20 Ben-Hadad agreed with King Asa and sent the commanders of his forces against the towns of Israel. He conquered Ijon, Dan, Abel Beth Maakah and all Kinnereth in addition to Naphtali. 21 When Baasha heard this, he stopped building Ramah and withdrew to Tirzah. 22 Then King Asa issued an order to all Judah—no one was exempt—and they carried away from Ramah the stones and timber Baasha had been using there. With them King Asa built up Geba in Benjamin, and also Mizpah.
23 As for all the other events of Asa’s reign, all his achievements, all he did and the cities he built, are they not written in the book of the annals of the kings of Judah? In his old age, however, his feet became diseased. 24 Then Asa rested with his ancestors and was buried with them in the city of his father David. And Jehoshaphat his son succeeded him as king.
New International Version (NIV)
Holy Bible, New International Version®, NIV® Copyright ©1973, 1978, 1984, 2011 by Biblica, Inc.® Used by permission. All rights reserved worldwide.
“The eyes of the Lord range throughout the earth to strengthen those whose hearts are fully committed to him”
(2 Chr. 16:9).
Rehoboam’s grandson, Asa, ascends the throne of Judah three years after his grandfather’s death. He is considerably disadvantaged by having a spiritually weak grandfather, a father whose heart “was not fully devoted to the Lord” (3) and a pagan grandmother (13). Yet Asa proves to be a surprisingly godly and beneﬁcial king, a genuine breath of fresh air.
Today’s reading should be read in conjunction with 2 Chronicles 14– 16, which gives a more detailed commentary on Asa’s reign. Here in 1 Kings we are told only that he models himself on David and that his heart “is fully committed to the Lord all his life” (11,14). The account in 2 Chronicles explains how that commitment works out in practice, revealing Asa as a man of prayer (2 Chr. 14:11), obedience to the Word of God (2 Chr. 15:1–8), and orthodox worship (12,13). Indeed, he even leads his people wholeheartedly into a renewed covenant with the Lord (2 Chr. 15:12). As a result, his reign extends to 41 years (10) and is largely one of peace (2 Chr. 14:6; 15:15), something always recognized as a blessing from heaven.

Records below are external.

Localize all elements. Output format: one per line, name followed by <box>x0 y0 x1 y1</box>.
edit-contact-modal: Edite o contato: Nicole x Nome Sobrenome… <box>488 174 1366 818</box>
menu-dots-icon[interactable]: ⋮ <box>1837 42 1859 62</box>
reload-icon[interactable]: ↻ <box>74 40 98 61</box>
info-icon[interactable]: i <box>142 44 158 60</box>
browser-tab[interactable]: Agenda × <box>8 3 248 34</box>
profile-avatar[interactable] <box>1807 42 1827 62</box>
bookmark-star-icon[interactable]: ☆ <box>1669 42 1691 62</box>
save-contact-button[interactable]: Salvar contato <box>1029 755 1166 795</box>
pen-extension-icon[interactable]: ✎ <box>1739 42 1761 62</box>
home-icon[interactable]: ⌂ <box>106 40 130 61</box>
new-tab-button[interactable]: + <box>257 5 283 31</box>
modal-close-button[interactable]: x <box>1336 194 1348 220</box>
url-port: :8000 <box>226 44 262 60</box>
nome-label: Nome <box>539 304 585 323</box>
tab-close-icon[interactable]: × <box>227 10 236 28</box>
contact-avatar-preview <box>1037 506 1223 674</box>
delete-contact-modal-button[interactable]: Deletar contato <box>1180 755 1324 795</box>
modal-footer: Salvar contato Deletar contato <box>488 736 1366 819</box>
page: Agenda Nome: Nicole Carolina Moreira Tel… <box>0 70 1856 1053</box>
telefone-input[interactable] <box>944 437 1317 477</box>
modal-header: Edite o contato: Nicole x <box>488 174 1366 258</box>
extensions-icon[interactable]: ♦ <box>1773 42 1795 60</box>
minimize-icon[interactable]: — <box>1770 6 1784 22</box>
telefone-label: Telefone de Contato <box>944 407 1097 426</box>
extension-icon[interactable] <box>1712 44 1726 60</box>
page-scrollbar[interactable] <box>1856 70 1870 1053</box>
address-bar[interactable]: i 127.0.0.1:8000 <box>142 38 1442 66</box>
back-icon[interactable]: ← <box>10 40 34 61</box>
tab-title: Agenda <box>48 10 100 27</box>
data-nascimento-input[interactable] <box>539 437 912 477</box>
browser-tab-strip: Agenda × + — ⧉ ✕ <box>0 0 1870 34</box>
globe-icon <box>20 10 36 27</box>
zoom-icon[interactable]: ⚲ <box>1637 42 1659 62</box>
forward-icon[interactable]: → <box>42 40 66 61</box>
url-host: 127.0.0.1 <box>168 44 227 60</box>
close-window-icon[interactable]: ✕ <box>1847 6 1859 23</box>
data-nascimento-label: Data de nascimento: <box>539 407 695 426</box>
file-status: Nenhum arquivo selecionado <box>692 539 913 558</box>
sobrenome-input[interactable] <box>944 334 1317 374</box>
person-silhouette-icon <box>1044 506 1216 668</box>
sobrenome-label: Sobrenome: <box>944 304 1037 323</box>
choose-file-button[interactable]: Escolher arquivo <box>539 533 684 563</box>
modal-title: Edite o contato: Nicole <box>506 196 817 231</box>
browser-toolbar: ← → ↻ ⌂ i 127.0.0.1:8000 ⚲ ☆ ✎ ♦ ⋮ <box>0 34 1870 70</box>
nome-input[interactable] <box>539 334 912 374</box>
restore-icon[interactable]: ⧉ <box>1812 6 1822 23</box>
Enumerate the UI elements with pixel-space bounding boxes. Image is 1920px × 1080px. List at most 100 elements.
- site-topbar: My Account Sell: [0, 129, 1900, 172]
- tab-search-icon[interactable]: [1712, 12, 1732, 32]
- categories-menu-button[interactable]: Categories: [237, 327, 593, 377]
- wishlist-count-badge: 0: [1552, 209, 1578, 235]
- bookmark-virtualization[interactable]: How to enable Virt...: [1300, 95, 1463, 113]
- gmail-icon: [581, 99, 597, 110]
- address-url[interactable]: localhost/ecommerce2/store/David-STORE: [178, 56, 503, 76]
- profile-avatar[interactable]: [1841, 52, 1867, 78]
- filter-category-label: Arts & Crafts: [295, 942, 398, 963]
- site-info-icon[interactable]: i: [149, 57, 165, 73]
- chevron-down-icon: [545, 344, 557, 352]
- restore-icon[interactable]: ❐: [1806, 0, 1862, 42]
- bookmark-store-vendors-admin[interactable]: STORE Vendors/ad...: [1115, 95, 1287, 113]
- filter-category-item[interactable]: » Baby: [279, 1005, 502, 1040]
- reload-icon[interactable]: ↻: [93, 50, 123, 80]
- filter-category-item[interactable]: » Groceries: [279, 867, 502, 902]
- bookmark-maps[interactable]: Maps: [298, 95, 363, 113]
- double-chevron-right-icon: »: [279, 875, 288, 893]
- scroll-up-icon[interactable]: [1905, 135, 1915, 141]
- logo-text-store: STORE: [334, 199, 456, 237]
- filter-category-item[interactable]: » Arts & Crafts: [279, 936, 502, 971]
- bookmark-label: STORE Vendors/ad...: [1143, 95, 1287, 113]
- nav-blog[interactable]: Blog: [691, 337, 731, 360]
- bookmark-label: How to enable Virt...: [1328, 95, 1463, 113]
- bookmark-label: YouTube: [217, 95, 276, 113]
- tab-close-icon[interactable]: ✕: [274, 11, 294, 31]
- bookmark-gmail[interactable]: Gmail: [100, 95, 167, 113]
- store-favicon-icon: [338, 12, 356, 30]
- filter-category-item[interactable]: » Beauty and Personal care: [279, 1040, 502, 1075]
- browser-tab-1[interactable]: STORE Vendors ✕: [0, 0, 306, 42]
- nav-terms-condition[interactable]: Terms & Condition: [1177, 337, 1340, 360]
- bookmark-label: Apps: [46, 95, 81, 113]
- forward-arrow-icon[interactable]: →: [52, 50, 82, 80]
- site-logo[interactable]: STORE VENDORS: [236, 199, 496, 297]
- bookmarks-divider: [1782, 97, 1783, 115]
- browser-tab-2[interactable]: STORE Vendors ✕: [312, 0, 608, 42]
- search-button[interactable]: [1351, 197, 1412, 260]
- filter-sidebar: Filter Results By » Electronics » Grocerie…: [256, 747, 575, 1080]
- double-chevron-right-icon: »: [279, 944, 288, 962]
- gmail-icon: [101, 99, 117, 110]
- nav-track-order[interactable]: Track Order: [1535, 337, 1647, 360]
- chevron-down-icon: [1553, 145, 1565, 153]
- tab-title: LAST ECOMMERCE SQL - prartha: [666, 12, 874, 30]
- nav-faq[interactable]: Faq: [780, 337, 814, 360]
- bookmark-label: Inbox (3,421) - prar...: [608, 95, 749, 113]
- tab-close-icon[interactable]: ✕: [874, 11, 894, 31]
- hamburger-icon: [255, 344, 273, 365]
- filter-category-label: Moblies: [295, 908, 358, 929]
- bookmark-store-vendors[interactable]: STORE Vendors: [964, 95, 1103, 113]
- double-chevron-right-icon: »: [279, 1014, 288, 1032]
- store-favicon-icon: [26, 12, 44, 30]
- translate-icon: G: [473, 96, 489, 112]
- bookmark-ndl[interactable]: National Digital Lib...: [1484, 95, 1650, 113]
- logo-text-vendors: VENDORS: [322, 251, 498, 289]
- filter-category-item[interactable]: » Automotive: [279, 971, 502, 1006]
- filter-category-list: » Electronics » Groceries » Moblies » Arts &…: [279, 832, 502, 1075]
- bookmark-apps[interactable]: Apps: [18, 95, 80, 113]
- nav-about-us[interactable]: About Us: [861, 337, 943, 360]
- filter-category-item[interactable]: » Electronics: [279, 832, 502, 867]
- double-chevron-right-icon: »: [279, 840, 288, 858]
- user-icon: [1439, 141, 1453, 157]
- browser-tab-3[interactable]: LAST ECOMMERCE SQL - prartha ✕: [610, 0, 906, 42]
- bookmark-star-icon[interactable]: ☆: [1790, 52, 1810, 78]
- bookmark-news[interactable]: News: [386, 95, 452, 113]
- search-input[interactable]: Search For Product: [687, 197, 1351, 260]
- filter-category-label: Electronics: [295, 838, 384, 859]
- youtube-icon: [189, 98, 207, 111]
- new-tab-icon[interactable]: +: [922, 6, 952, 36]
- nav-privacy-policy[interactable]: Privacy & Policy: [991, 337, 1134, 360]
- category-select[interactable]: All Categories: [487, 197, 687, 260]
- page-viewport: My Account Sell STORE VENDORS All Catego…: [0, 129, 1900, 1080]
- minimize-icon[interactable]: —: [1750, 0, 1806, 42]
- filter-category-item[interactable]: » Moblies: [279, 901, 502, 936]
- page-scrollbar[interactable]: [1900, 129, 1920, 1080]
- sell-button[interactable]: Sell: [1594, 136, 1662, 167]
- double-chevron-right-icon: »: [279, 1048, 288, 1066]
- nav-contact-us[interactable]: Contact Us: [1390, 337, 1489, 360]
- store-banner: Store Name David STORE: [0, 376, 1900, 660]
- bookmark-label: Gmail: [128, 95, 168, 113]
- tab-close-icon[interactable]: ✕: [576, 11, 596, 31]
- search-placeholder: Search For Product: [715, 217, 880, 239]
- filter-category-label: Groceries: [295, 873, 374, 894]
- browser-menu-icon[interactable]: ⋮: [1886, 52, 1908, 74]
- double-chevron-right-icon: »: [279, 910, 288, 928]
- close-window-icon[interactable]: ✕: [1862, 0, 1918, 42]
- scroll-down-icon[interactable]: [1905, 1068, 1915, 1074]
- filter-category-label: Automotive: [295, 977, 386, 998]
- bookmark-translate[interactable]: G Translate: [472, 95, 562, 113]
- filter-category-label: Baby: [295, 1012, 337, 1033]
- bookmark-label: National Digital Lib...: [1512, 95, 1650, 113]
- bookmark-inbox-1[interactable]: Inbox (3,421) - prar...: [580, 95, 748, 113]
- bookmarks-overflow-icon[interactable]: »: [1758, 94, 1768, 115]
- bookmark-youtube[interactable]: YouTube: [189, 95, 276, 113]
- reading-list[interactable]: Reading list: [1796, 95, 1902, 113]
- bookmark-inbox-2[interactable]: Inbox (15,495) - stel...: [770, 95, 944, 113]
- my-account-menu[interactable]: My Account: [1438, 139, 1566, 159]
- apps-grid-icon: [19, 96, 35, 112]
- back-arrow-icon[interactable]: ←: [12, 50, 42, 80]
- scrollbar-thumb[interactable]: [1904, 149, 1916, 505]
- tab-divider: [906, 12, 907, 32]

The text mentions only two strikes against him. First, he “does not remove the high places” from Israel (14). Second, when King Baasha of Israel threatens Judah, Asa turns to Ben-Hadad of Aram for help instead of to the Lord his God (16–22). He may be fully committed to the Lord, but he hasn’t learned how to translate that commitment into complete trust. The Lord sends his faithful prophet Hanani to confront Asa about this foolish tendency, reminding him of the Lord’s omniscience and almighty power. Sadly, instead of recognizing the Lord’s fatherly love and accepting correction, Asa becomes angry and refuses to be corrected. In his ﬁnal years, he seems to have distanced himself from the Lord his God. His foot disease indicates the ﬁnal expression of the divine correction which he has rejected during his later years (2 Chr. 16:7–12).
Meditate upon 2 Chronicles 16:8 and 9 and pray accordingly. Read Hebrews 12:5–11 and pray for fellow Christians who ﬁnd the Lord’s loving discipline hard to accept.
Lord, give me the wisdom to recognize when I am being corrected by God and the grace to change my errant ways.